« Moi capitaine », film de Matteo Garrone, propose au spectateur d’accompagner deux jeunes Sénégalais dans leur épopée depuis Dakar jusqu’aux rivages de Sicile et le paradis promis européen.
Seydou (Seydou Sarr) et son cousin Moussa (Moustapha Fall), tous deux âgés de 16 ans, vivent une vie plutôt heureuse dans un quartier de Dakar : des familles nombreuses et aimantes, musique et danse dans la rue, instruction au collège.
Pourtant, ils rêvent d’une autre vie, la vie idéale que, selon les réseaux sociaux, on mène en Europe, au-delà du Sahara et de la Méditerranée. Seydou sera une star, un chanteur fameux et riche. Seydou et Moussa, à l’insu de leurs parents, travaillent au noir pour payer le voyage jusqu’en Italie.
Sourds aux avertissements sur les dangers mortels qui les attendent, ils prennent la route. Le début du voyage, en autocar jusqu’au Niger, est joyeux. Le passage des frontières est difficile : un bakchich ou la prison…
La traversée de déserts rocailleux entassés dans la plateforme d’un pick-up lancé à toute allure dans les trous et les bosses réserve une première surprise. Ceux qui tombent du véhicule sont abandonnés, certainement condamnés à mourir de soif et de faim. « Ils n’avaient qu’à se tenir plus solidement ».
C’est ensuite la traversée à pied d’immensités de dunes, avec la même règle. Ceux qui ne peuvent pas suivre sont abandonnés à leur sort.
Dans le désert libyen, les migrants sont capturés par une mafia, enfermés dans prison où, sous la menace de la torture, l’on exige d’eux qu’ils contactent leurs proches pour qu’ils paient une rançon. Moussa et Seydou sont maintenant séparés. Seydou bénéficie de la protection de Martin (Issaka Sawadogo), de trente ans son aîné. Tous deux sont vendus comme esclaves et travaillent dans la construction, à la satisfaction de leur maître qui les libère et les mène à Tripoli.
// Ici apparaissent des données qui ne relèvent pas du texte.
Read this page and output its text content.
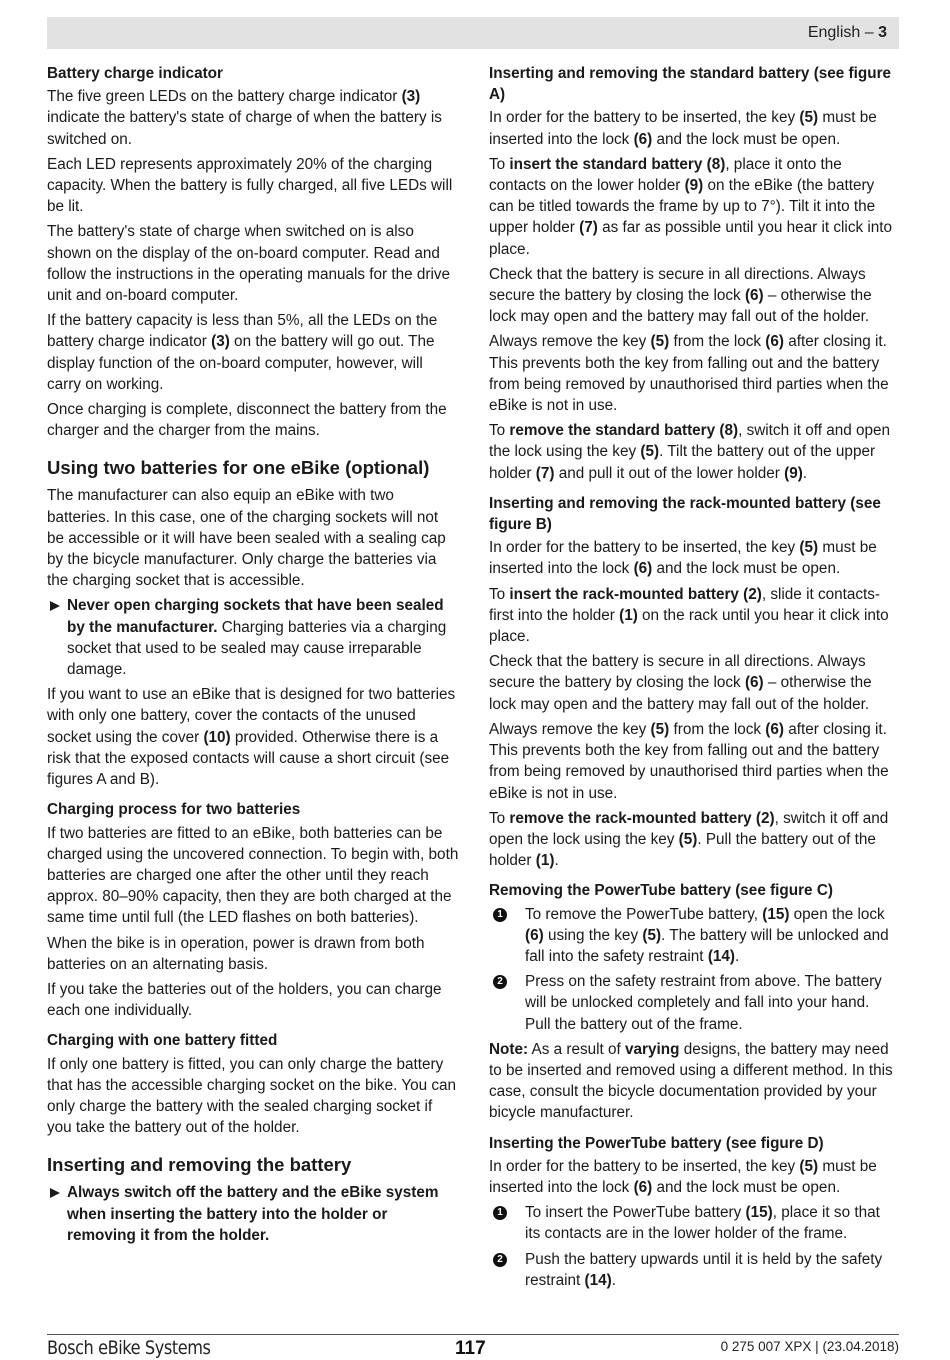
English – 3
Battery charge indicator

The five green LEDs on the battery charge indicator (3) indicate the battery's state of charge of when the battery is switched on.

Each LED represents approximately 20% of the charging capacity. When the battery is fully charged, all five LEDs will be lit.

The battery's state of charge when switched on is also shown on the display of the on-board computer. Read and follow the instructions in the operating manuals for the drive unit and on-board computer.

If the battery capacity is less than 5%, all the LEDs on the battery charge indicator (3) on the battery will go out. The display function of the on-board computer, however, will carry on working.

Once charging is complete, disconnect the battery from the charger and the charger from the mains.

Using two batteries for one eBike (optional)

The manufacturer can also equip an eBike with two batteries. In this case, one of the charging sockets will not be accessible or it will have been sealed with a sealing cap by the bicycle manufacturer. Only charge the batteries via the charging socket that is accessible.

Never open charging sockets that have been sealed by the manufacturer. Charging batteries via a charging socket that used to be sealed may cause irreparable damage.

If you want to use an eBike that is designed for two batteries with only one battery, cover the contacts of the unused socket using the cover (10) provided. Otherwise there is a risk that the exposed contacts will cause a short circuit (see figures A and B).

Charging process for two batteries

If two batteries are fitted to an eBike, both batteries can be charged using the uncovered connection. To begin with, both batteries are charged one after the other until they reach approx. 80–90% capacity, then they are both charged at the same time until full (the LED flashes on both batteries).

When the bike is in operation, power is drawn from both batteries on an alternating basis.

If you take the batteries out of the holders, you can charge each one individually.

Charging with one battery fitted

If only one battery is fitted, you can only charge the battery that has the accessible charging socket on the bike. You can only charge the battery with the sealed charging socket if you take the battery out of the holder.

Inserting and removing the battery
Always switch off the battery and the eBike system when inserting the battery into the holder or removing it from the holder.
Inserting and removing the standard battery (see figure A)

In order for the battery to be inserted, the key (5) must be inserted into the lock (6) and the lock must be open.

To insert the standard battery (8), place it onto the contacts on the lower holder (9) on the eBike (the battery can be titled towards the frame by up to 7°). Tilt it into the upper holder (7) as far as possible until you hear it click into place.

Check that the battery is secure in all directions. Always secure the battery by closing the lock (6) – otherwise the lock may open and the battery may fall out of the holder.

Always remove the key (5) from the lock (6) after closing it. This prevents both the key from falling out and the battery from being removed by unauthorised third parties when the eBike is not in use.

To remove the standard battery (8), switch it off and open the lock using the key (5). Tilt the battery out of the upper holder (7) and pull it out of the lower holder (9).

Inserting and removing the rack-mounted battery (see figure B)

In order for the battery to be inserted, the key (5) must be inserted into the lock (6) and the lock must be open.

To insert the rack-mounted battery (2), slide it contacts-first into the holder (1) on the rack until you hear it click into place.

Check that the battery is secure in all directions. Always secure the battery by closing the lock (6) – otherwise the lock may open and the battery may fall out of the holder.

Always remove the key (5) from the lock (6) after closing it. This prevents both the key from falling out and the battery from being removed by unauthorised third parties when the eBike is not in use.

To remove the rack-mounted battery (2), switch it off and open the lock using the key (5). Pull the battery out of the holder (1).

Removing the PowerTube battery (see figure C)
1 To remove the PowerTube battery, (15) open the lock (6) using the key (5). The battery will be unlocked and fall into the safety restraint (14).
2 Press on the safety restraint from above. The battery will be unlocked completely and fall into your hand. Pull the battery out of the frame.

Note: As a result of varying designs, the battery may need to be inserted and removed using a different method. In this case, consult the bicycle documentation provided by your bicycle manufacturer.

Inserting the PowerTube battery (see figure D)

In order for the battery to be inserted, the key (5) must be inserted into the lock (6) and the lock must be open.

1 To insert the PowerTube battery (15), place it so that its contacts are in the lower holder of the frame.
2 Push the battery upwards until it is held by the safety restraint (14).
Bosch eBike Systems	117	0 275 007 XPX | (23.04.2018)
Seydou parvient à retrouver Moussa, qui est grièvement blessé : c’est dans un hôpital européen qu’il faut le conduire, d’urgence.
Seydou parvient à trouver un passage, mais à une condition. Il pilotera un vieux chalutier, chargé de 200 hommes, femmes et enfants. « C’est simple, tu vas tout droit en suivant la direction Nord de la boussole ». Seydou, 16 ans, est promu capitaine de navire. « Moi capitaine ».
« Moi capitaine » est un film remarquable à tous points de vue : intensité dramatique de l’histoire, photographie, bande son, jeu des acteurs, en particulier Seydou Sarr, repéré par le réalisateur dans une rue de Dakar.
Deux scènes oniriques permettent au spectateur de s’évader de la réalité oppressante de l’injustice et de la souffrance. Seydou est autorisé, en rêve, à s’approcher de la mère pour lui demander pardon de l’avoir trahie. Dans le désert de sable, une femme incapable de poursuivre la marche et que Seydou ne se résout pas à laisser en arrière, flotte dans les airs, affranchie de la gravité.
Matteo Garrone s’est inspiré d’une histoire réelle. Un jeune sans aucune notion de navigation avait été mis aux commandes d’un navire bourré de migrants. Arrivé en Italie, il avait été emprisonné comme passeur.